Founder of the non-profit Rebuild Foundation, Theaster Gates (b. 1973, Chicago, Illinois) is an artist and innovator in the field of social practice, combining strategies of urban planning, object making and performance. Gates is internationally recognized for his work on the South Side of Chicago, including Dorchester Projects, Black Cinema House, and the upcoming Stony Island Arts Bank and Dorchester Artists Housing Collaborative. Gates’ work both in museums and in communities responds creatively to the challenges of space. In 2013, Gates opened the Arts Incubator in Washington Park. The renovated building is now home to artist residencies, a design apprenticeship program, exhibitions, performances and talks. Gates has exhibited and performed at the Studio Museum in Harlem, New York; Whitechapel Gallery, London; Punta della Dogana, Venice; Museum of Contemporary Art, Chicago; Santa Barbara Museum of Art; and Documenta 13, Kassel, Germany; among others. He has received awards and grants from Skowhegan, Creative Time, the Vera List Center for Art and Politics, United States Artists, Creative Capital, the Joyce Foundation, Graham Foundation, Bemis Center for Contemporary Arts, and the Artadia New York Residency.

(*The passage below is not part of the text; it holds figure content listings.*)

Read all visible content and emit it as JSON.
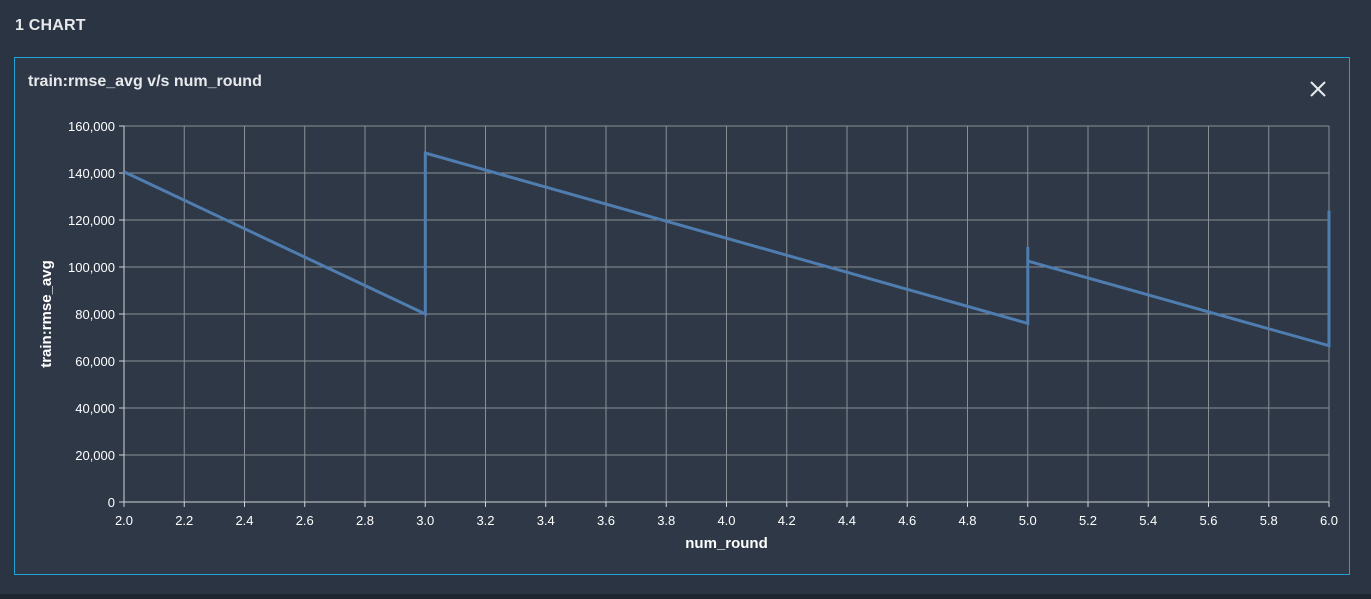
{
  "header": {
    "title": "1 CHART"
  },
  "panel": {
    "title": "train:rmse_avg v/s num_round",
    "close_label": "Close"
  },
  "colors": {
    "line": "#4f7db0",
    "grid": "#8a8f96",
    "axis": "#d0d3d7",
    "text": "#ffffff",
    "border": "#1fa3d6"
  },
  "chart_data": {
    "type": "line",
    "title": "train:rmse_avg v/s num_round",
    "xlabel": "num_round",
    "ylabel": "train:rmse_avg",
    "xlim": [
      2.0,
      6.0
    ],
    "ylim": [
      0,
      160000
    ],
    "x_ticks": [
      "2.0",
      "2.2",
      "2.4",
      "2.6",
      "2.8",
      "3.0",
      "3.2",
      "3.4",
      "3.6",
      "3.8",
      "4.0",
      "4.2",
      "4.4",
      "4.6",
      "4.8",
      "5.0",
      "5.2",
      "5.4",
      "5.6",
      "5.8",
      "6.0"
    ],
    "y_ticks": [
      "0",
      "20,000",
      "40,000",
      "60,000",
      "80,000",
      "100,000",
      "120,000",
      "140,000",
      "160,000"
    ],
    "grid": true,
    "series": [
      {
        "x": [
          2.0,
          3.0,
          3.0,
          3.0,
          5.0,
          5.0,
          5.0,
          5.0,
          6.0,
          6.0
        ],
        "y": [
          140500,
          80000,
          80500,
          148500,
          76000,
          108500,
          101000,
          102500,
          66500,
          124000
        ]
      }
    ]
  }
}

The impetus for collectivity should be rooted in fellowship—amassing bodies, objects, and ideas into a form that begets conversation and criticality in a shared environment. Aggregating information into projects is a cooperative endeavor between Theaster Gates (b. 1973) and those he works with, reimagining the detritus of material culture into environments and spaces of value. The resultant forms vary, from works of art to archives and small businesses. Early experiments in this col­laborative thrust began with a large collection of glass lantern slides, an aban­doned house in the seemingly derelict Grand Crossing neighborhood on Chica­go’s South Side, and a vision. Later ges­tures have included the development of nonprofit arts organizations, libraries, con­ferences, exhibitions, and mixed-income housing. Gates has an affinity for cultural objects, both as potent sites of informa­tion and as carriers of histories. He pos­sesses the ability to transform language and ideas into structures that rearticulate a need for presence and visibility.

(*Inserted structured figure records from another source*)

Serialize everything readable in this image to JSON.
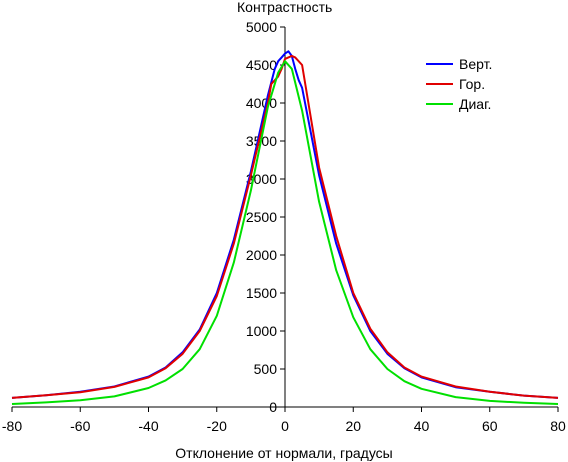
{
  "chart_data": {
    "type": "line",
    "title": "",
    "ylabel": "Контрастность",
    "xlabel": "Отклонение от нормали, градусы",
    "xlim": [
      -80,
      80
    ],
    "ylim": [
      0,
      5000
    ],
    "xticks": [
      -80,
      -60,
      -40,
      -20,
      0,
      20,
      40,
      60,
      80
    ],
    "yticks": [
      0,
      500,
      1000,
      1500,
      2000,
      2500,
      3000,
      3500,
      4000,
      4500,
      5000
    ],
    "grid": false,
    "legend_position": "top-right",
    "series": [
      {
        "name": "Верт.",
        "color": "#0000ff",
        "x": [
          -80,
          -70,
          -60,
          -50,
          -40,
          -35,
          -30,
          -25,
          -20,
          -15,
          -10,
          -5,
          -3,
          -2,
          -1,
          0,
          1,
          2,
          3,
          4,
          5,
          10,
          15,
          20,
          25,
          30,
          35,
          40,
          50,
          60,
          70,
          80
        ],
        "y": [
          120,
          155,
          200,
          270,
          400,
          520,
          720,
          1020,
          1500,
          2200,
          3100,
          4100,
          4450,
          4550,
          4600,
          4650,
          4680,
          4620,
          4450,
          4300,
          4200,
          3050,
          2150,
          1470,
          1000,
          700,
          510,
          390,
          260,
          200,
          150,
          120
        ]
      },
      {
        "name": "Гор.",
        "color": "#e00000",
        "x": [
          -80,
          -70,
          -60,
          -50,
          -40,
          -35,
          -30,
          -25,
          -20,
          -15,
          -10,
          -5,
          -4,
          -3,
          -2,
          -1,
          0,
          1,
          2,
          3,
          5,
          10,
          15,
          20,
          25,
          30,
          35,
          40,
          50,
          60,
          70,
          80
        ],
        "y": [
          120,
          155,
          195,
          265,
          390,
          510,
          700,
          1000,
          1460,
          2150,
          3050,
          4000,
          4250,
          4300,
          4350,
          4450,
          4580,
          4600,
          4620,
          4600,
          4500,
          3150,
          2250,
          1500,
          1030,
          720,
          520,
          400,
          270,
          200,
          150,
          120
        ]
      },
      {
        "name": "Диаг.",
        "color": "#00e000",
        "x": [
          -80,
          -70,
          -60,
          -50,
          -40,
          -35,
          -30,
          -25,
          -20,
          -15,
          -10,
          -5,
          -2,
          0,
          2,
          5,
          10,
          15,
          20,
          25,
          30,
          35,
          40,
          50,
          60,
          70,
          80
        ],
        "y": [
          40,
          60,
          90,
          140,
          250,
          350,
          500,
          760,
          1200,
          1900,
          2850,
          3950,
          4400,
          4550,
          4450,
          3900,
          2700,
          1800,
          1180,
          760,
          500,
          340,
          240,
          130,
          80,
          55,
          40
        ]
      }
    ]
  }
}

Gates is part of a wider trajectory of artists who use the materiality of the built environment—both its physical and its social manifestations—as a platform for critical inquiry, provoking dialogue about archaic notions of equity, inclusion, and land use. This version of institutional critique co-opts the structures that per­petuate the aforementioned antiquated positions to bring awareness to their inherent failures. Situating his practice alongside and within these systems pro­vides an opportunity for Gates and his collaborators to reconfigure the same tools, ideas, people, and objects to a better end.

For Prospect.3, Gates will present works from two of his iconic series, Civil Tapestries, and the Tar paintings”. The “Civil Tapestry” series alludes to the fire hoses traditionally directed by the police at Civil Rights Marches. The artist has created a beautiful painting using colorful strips of decommissioned fire hose, tonally arranged and sewn together. The use of tar in the Tar Painting Series is both political and personal since it is inspired, in part, by Gates’ father who tarred roofs for a living. In addition, the artist will be working in collaboration with the Ashé Cultural Arts Center with the aim to establish a business venture in New Orleans following his “Dorchester Projects” model.